Я мало что поняла из ее объяснения, но после этой ночи моя жизнь изменилась. Меня поселили в комнате, где жили другие девочки — такие же маленькие, как я. Раньше я почти не видела других детей, а потому сначала напугалась и забилась в уголок, но старшие сестры, опытные воспитательницы, быстро приучили нас друг к другу. С тех пор моя жизнь в храме — а длилась она десять лет — проходила в постоянном обществе подруг. Мы не испытывали друг к другу горячей привязанности, ибо старшие сестры не поощряли в нас сильные чувства, но с малого возраста мы привыкли уважать святость особых отношений, связывающих нас.

Старшие сестры позаботились и о том, чтобы мы не скучали о доме и воспринимали жизнь в храме Келлион как единственную данную нам жизнь. Сначала я была удивлена, что все называют меня просто «сестрой», хотя я все время повторяла: «Меня зовут Шайса!» Однажды старшая сестра посадила меня на колени и объяснила, что это имя чужое, и я должна его забыть. Люди, которых я считала своими родителями, были слишком просты и необразованны, чтобы понять, что я не их дочь.
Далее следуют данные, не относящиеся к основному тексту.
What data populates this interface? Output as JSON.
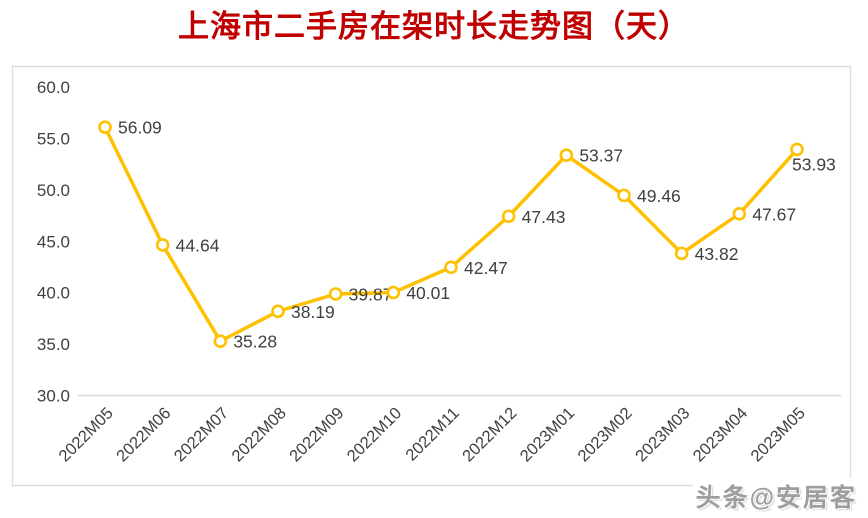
{
  "page": {
    "title": "上海市二手房在架时长走势图（天）",
    "title_color": "#C00000",
    "watermark": "头条@安居客"
  },
  "chart_data": {
    "type": "line",
    "title": "上海市二手房在架时长走势图（天）",
    "categories": [
      "2022M05",
      "2022M06",
      "2022M07",
      "2022M08",
      "2022M09",
      "2022M10",
      "2022M11",
      "2022M12",
      "2023M01",
      "2023M02",
      "2023M03",
      "2023M04",
      "2023M05"
    ],
    "values": [
      56.09,
      44.64,
      35.28,
      38.19,
      39.87,
      40.01,
      42.47,
      47.43,
      53.37,
      49.46,
      43.82,
      47.67,
      53.93
    ],
    "data_labels": [
      "56.09",
      "44.64",
      "35.28",
      "38.19",
      "39.87",
      "40.01",
      "42.47",
      "47.43",
      "53.37",
      "49.46",
      "43.82",
      "47.67",
      "53.93"
    ],
    "yticks": [
      "60.0",
      "55.0",
      "50.0",
      "45.0",
      "40.0",
      "35.0",
      "30.0"
    ],
    "ylim": [
      30,
      60
    ],
    "xlabel": "",
    "ylabel": "",
    "grid": false,
    "legend": "none",
    "line_color": "#FFC000",
    "marker": "open-circle",
    "marker_fill": "#FFFFFF",
    "text_color": "#404040",
    "axis_line_color": "#D9D9D9",
    "panel_border_color": "#DCDCDC"
  }
}
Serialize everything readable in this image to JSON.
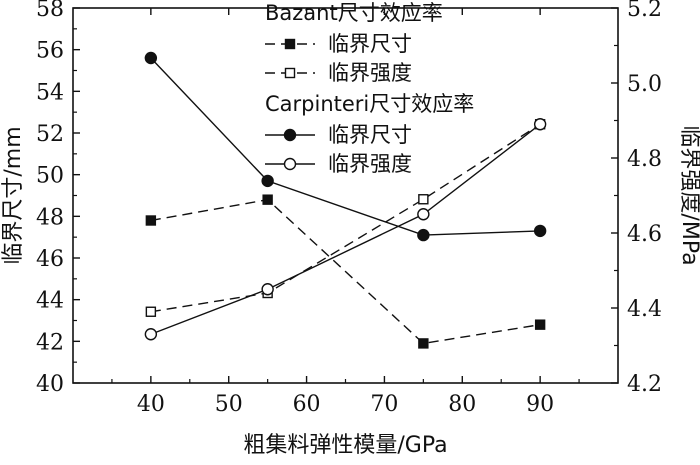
{
  "chart_data": {
    "type": "line",
    "xlabel": "粗集料弹性模量/GPa",
    "ylabel_left": "临界尺寸/mm",
    "ylabel_right": "临界强度/MPa",
    "x": [
      40,
      55,
      75,
      90
    ],
    "xlim": [
      30,
      100
    ],
    "ylim_left": [
      40,
      58
    ],
    "ylim_right": [
      4.2,
      5.2
    ],
    "x_ticks": [
      "40",
      "50",
      "60",
      "70",
      "80",
      "90"
    ],
    "y_left_ticks": [
      "40",
      "42",
      "44",
      "46",
      "48",
      "50",
      "52",
      "54",
      "56",
      "58"
    ],
    "y_right_ticks": [
      "4.2",
      "4.4",
      "4.6",
      "4.8",
      "5.0",
      "5.2"
    ],
    "legend_groups": [
      {
        "title": "Bazant尺寸效应率",
        "series": [
          {
            "name": "临界尺寸",
            "axis": "left",
            "marker": "square-filled",
            "line": "dashed",
            "values": [
              47.8,
              48.8,
              41.9,
              42.8
            ]
          },
          {
            "name": "临界强度",
            "axis": "right",
            "marker": "square-open",
            "line": "dashed",
            "values": [
              4.39,
              4.44,
              4.69,
              4.89
            ]
          }
        ]
      },
      {
        "title": "Carpinteri尺寸效应率",
        "series": [
          {
            "name": "临界尺寸",
            "axis": "left",
            "marker": "circle-filled",
            "line": "solid",
            "values": [
              55.6,
              49.7,
              47.1,
              47.3
            ]
          },
          {
            "name": "临界强度",
            "axis": "right",
            "marker": "circle-open",
            "line": "solid",
            "values": [
              4.33,
              4.45,
              4.65,
              4.89
            ]
          }
        ]
      }
    ],
    "grid": false,
    "legend_position": "top-right"
  }
}
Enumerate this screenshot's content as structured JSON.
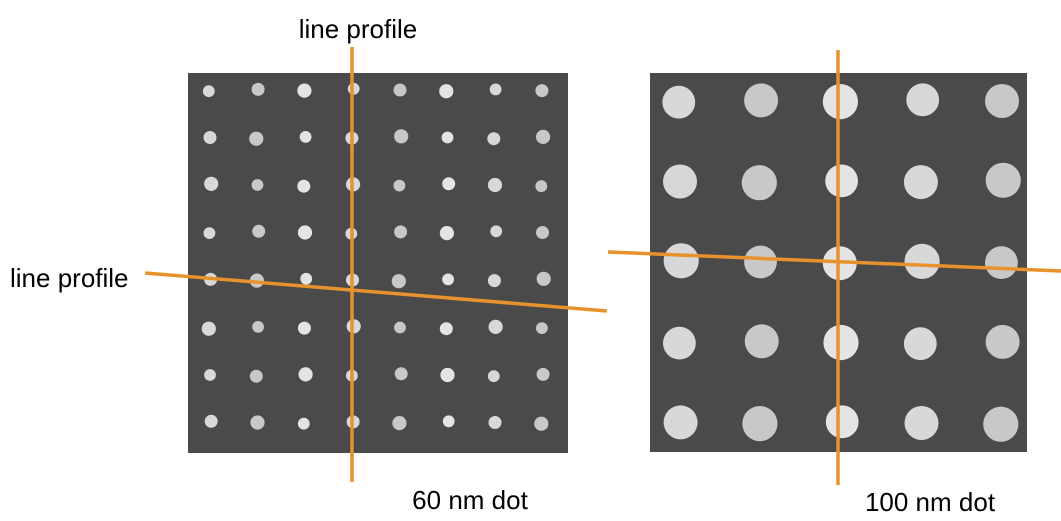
{
  "labels": {
    "top_profile": "line profile",
    "left_profile": "line profile"
  },
  "panels": [
    {
      "caption": "60 nm dot"
    },
    {
      "caption": "100 nm dot"
    }
  ]
}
Большинство девочек попадает в храм, будучи еще младше, чем я, поэтому мне сложнее, чем другим, но я не должна бередить их младенческую память разговорами об их прошлом.

В самом деле, никто из тех, с кем я делила комнату, ни разу не заговаривал о родном доме, никто не плакал в подушку, никто не пытался ослушаться требований старших сестер. Поэтому и я быстро привыкла к своей новой жизни. Вскоре я искренне стала считать себя избранной, счастливицей.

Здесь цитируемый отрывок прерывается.